For testing purposes, the experimental material has been incorporated into a shoulder bag that Lund’s group is testing to record the textile’s response to moisture. The team claims that when the arm strap of the bag was doused with water, the fabric keep producing power when wet but it became even stronger.
“The reason we focus on the functionality underwater is that most electronic textiles have a structure that means they would probably cease to function when wet,” Lund said. “For practical use, it’s important that this textile can withstand both foul weather and wash, as this would be expected from other textiles. Our textiles can be used in a shoulder strap, but can also be produced on a larger scale and used in upholstery, mats or as filler in composite structures. The larger the textile, the more power it will produce.”
(Video and content rights belong to Chalmer’s University of Technology)
Despite a lack of buzz around electronic textiles, the concept isn’t anything new. And when you think of the broader category of wearable electronics, the concept has been around for quite some time in one technology-influenced fashion statement or another. However, with climate changes on the rise, the improvement to wearable electronics and textiles is becoming more and more prevalent to our society. Climate change has prompted researchers to try to devise innovative clean energy sources that emphasize comfort, utility and sustainability .

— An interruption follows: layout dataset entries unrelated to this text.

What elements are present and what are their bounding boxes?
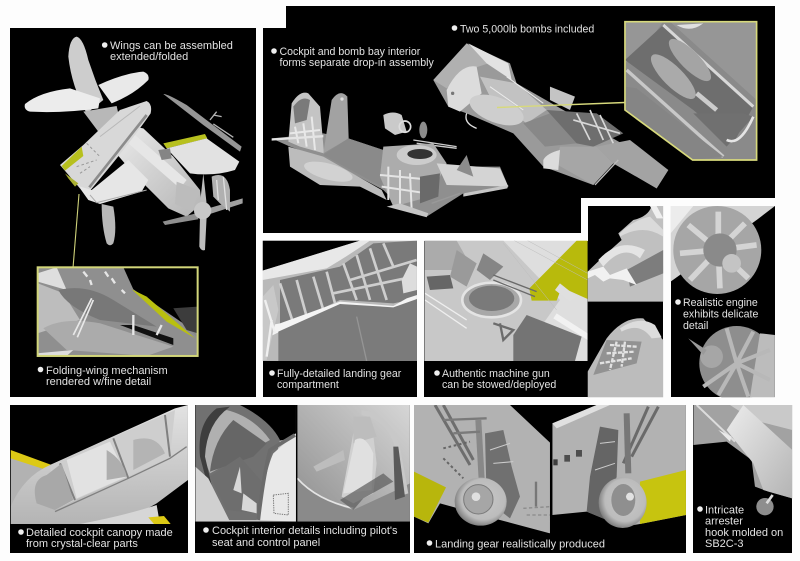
text: cockpit assembly feature: forms separate drop-in assembly bbox=[280, 57, 434, 69]
text: canopy feature bbox=[18, 527, 173, 550]
pilot seat render bbox=[297, 405, 410, 522]
text: machine gun feature bbox=[434, 368, 556, 391]
panel: engine parts close-ups bbox=[588, 206, 663, 397]
compartment render bbox=[263, 241, 417, 361]
text: landing gear compartment feature: compartment bbox=[277, 379, 339, 391]
bomb bay assembly bbox=[433, 43, 668, 188]
text: canopy feature: from crystal-clear parts bbox=[26, 538, 138, 550]
text: wings feature: Wings can be assembled bbox=[110, 40, 233, 52]
line to bomb inset bbox=[497, 102, 625, 108]
upper part render bbox=[588, 206, 663, 302]
text: cockpit assembly feature: Cockpit and bomb bay interior bbox=[280, 46, 421, 58]
text: engine feature bbox=[675, 297, 758, 332]
text: arrester hook feature: Intricate bbox=[705, 504, 744, 516]
text: engine feature: detail bbox=[683, 320, 708, 332]
panel: landing gear bbox=[414, 405, 686, 553]
text: arrester hook feature bbox=[697, 504, 783, 550]
text: cockpit interior feature: Cockpit interior details including pilot's bbox=[212, 525, 398, 537]
panel: arrester hook bbox=[693, 405, 792, 553]
lower engine render bbox=[699, 326, 774, 401]
text: folding wing feature bbox=[38, 365, 168, 388]
left landing gear render bbox=[414, 405, 550, 533]
machine gun render bbox=[424, 240, 588, 361]
text: landing gear compartment feature bbox=[269, 368, 402, 391]
panel: cockpit canopy bbox=[10, 405, 188, 553]
inset: bombs in bay bbox=[625, 22, 757, 160]
panel: landing gear compartment bbox=[263, 241, 417, 397]
text: wings feature bbox=[102, 40, 233, 63]
text: machine gun feature: can be stowed/deployed bbox=[442, 379, 556, 391]
text: cockpit assembly feature bbox=[271, 46, 434, 69]
text: canopy feature: Detailed cockpit canopy made bbox=[26, 527, 173, 539]
panel: cockpit interior bbox=[195, 405, 410, 553]
text: landing gear feature: Landing gear realistically produced bbox=[435, 538, 605, 550]
lower part render bbox=[588, 318, 663, 397]
text: landing gear compartment feature: Fully-detailed landing gear bbox=[277, 368, 402, 380]
text: bombs feature: Two 5,000lb bombs included bbox=[460, 24, 594, 36]
panel: wings overview bbox=[10, 28, 256, 397]
text: arrester hook feature: SB2C-3 bbox=[705, 538, 744, 550]
text: engine feature: exhibits delicate bbox=[683, 308, 758, 320]
text: folding wing feature: Folding-wing mechanism bbox=[46, 365, 168, 377]
leader line to wing inset bbox=[73, 194, 79, 268]
text: folding wing feature: rendered w/fine detail bbox=[46, 376, 151, 388]
control panel render bbox=[195, 405, 296, 522]
text: arrester hook feature: hook molded on bbox=[705, 527, 783, 539]
text: arrester hook feature: arrester bbox=[705, 516, 743, 528]
panel: engine bbox=[671, 206, 775, 401]
text: engine feature: Realistic engine bbox=[683, 297, 758, 309]
text: cockpit interior feature bbox=[203, 525, 398, 549]
aircraft with folded wings bbox=[25, 37, 243, 250]
text: machine gun feature: Authentic machine gun bbox=[442, 368, 550, 380]
canopy render bbox=[11, 405, 188, 524]
inset: folding wing mechanism bbox=[38, 267, 198, 356]
hook render bbox=[693, 405, 792, 498]
text: wings feature: extended/folded bbox=[110, 51, 188, 63]
panel: cockpit and bomb bay bbox=[263, 6, 775, 233]
panel: machine gun bbox=[424, 240, 588, 397]
upper engine render bbox=[671, 206, 775, 282]
text: cockpit interior feature: seat and control panel bbox=[212, 537, 320, 549]
right landing gear render bbox=[552, 405, 686, 527]
drop-in cockpit assembly bbox=[272, 93, 508, 217]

One area in particular that researchers are turning towards is finding a more efficient alternative to the standard battery – or at least improving today’s batteries significantly. With several commonplace alkaline and lithium-ion batteries on the market, we’re seeing a growth in the battery waste stream – which then goes on to contaminate soil with toxic material. Therefore, several groups of scientists have been opting to use fabric and yarn to develop eco-friendly batteries.

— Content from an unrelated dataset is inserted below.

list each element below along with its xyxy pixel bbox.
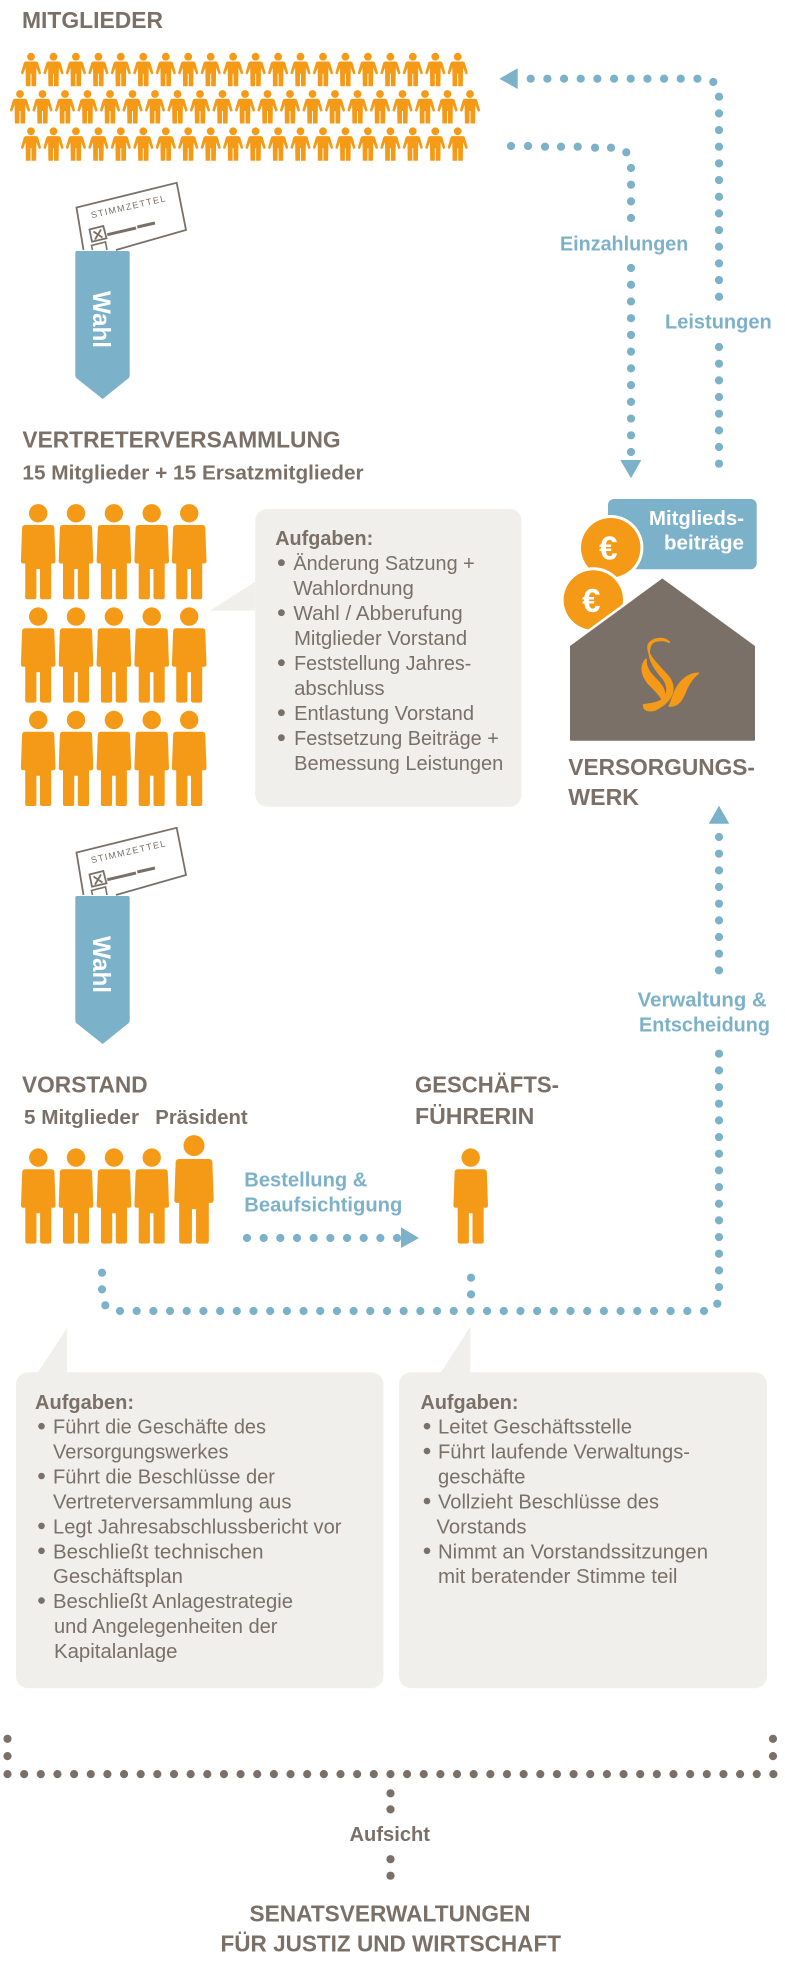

Using materials like these will be beneficial as they can be bent, stretched, hit or even washed in water — in other words, can withstand the wear and tear of everyday life — while still maintaining power. Lund and one of her colleagues, Christian Müller, both of whom are researchers at Sweden’s Chalmers University of Technology, have said that they relied on the piezoelectric effect, which is the generation of electricity when materials are stretched or compressed, to convert kinetic energy into electricity. Lund created the textile after spinning a polymer with an electrically conducting yarn. “We found that fiber spinning is a great way to do this, since it entails stretching the material many times,” she comments.
The piezoelectric material is made up of 24 fibers, each as thin as a strand of hair. When they become wet, the moisture improves the electrical contact between the fibers and becomes even more efficient. Moreover, “the heavier the weight packed in the bag, and the more of the bag that consists of our fabric, the more electric power we obtain,” she said.
“Once the fibers were developed, we started to look for practical applications for them,” she added. “We found that they can function as sensors, for example, if you weave a band from the textile and place it around the chest, the textile will sense the small movements due to the heartbeat, and generate electrical signals in response.”
The only challenge remaining for the Swedish team before practical implementation involves the interface between the soft textiles and the hard conventional electronics, such as watches, laptops and smartphones. They are working on “how to connect these two without breaking the textile, or without the conventional electronics being ruined by water,” Lund said.
But once Lund’s textile technology can be incorporated into inflexible and hard conventional electronics, no doubt that it will be a complete game changer to how we use and charge our electronics.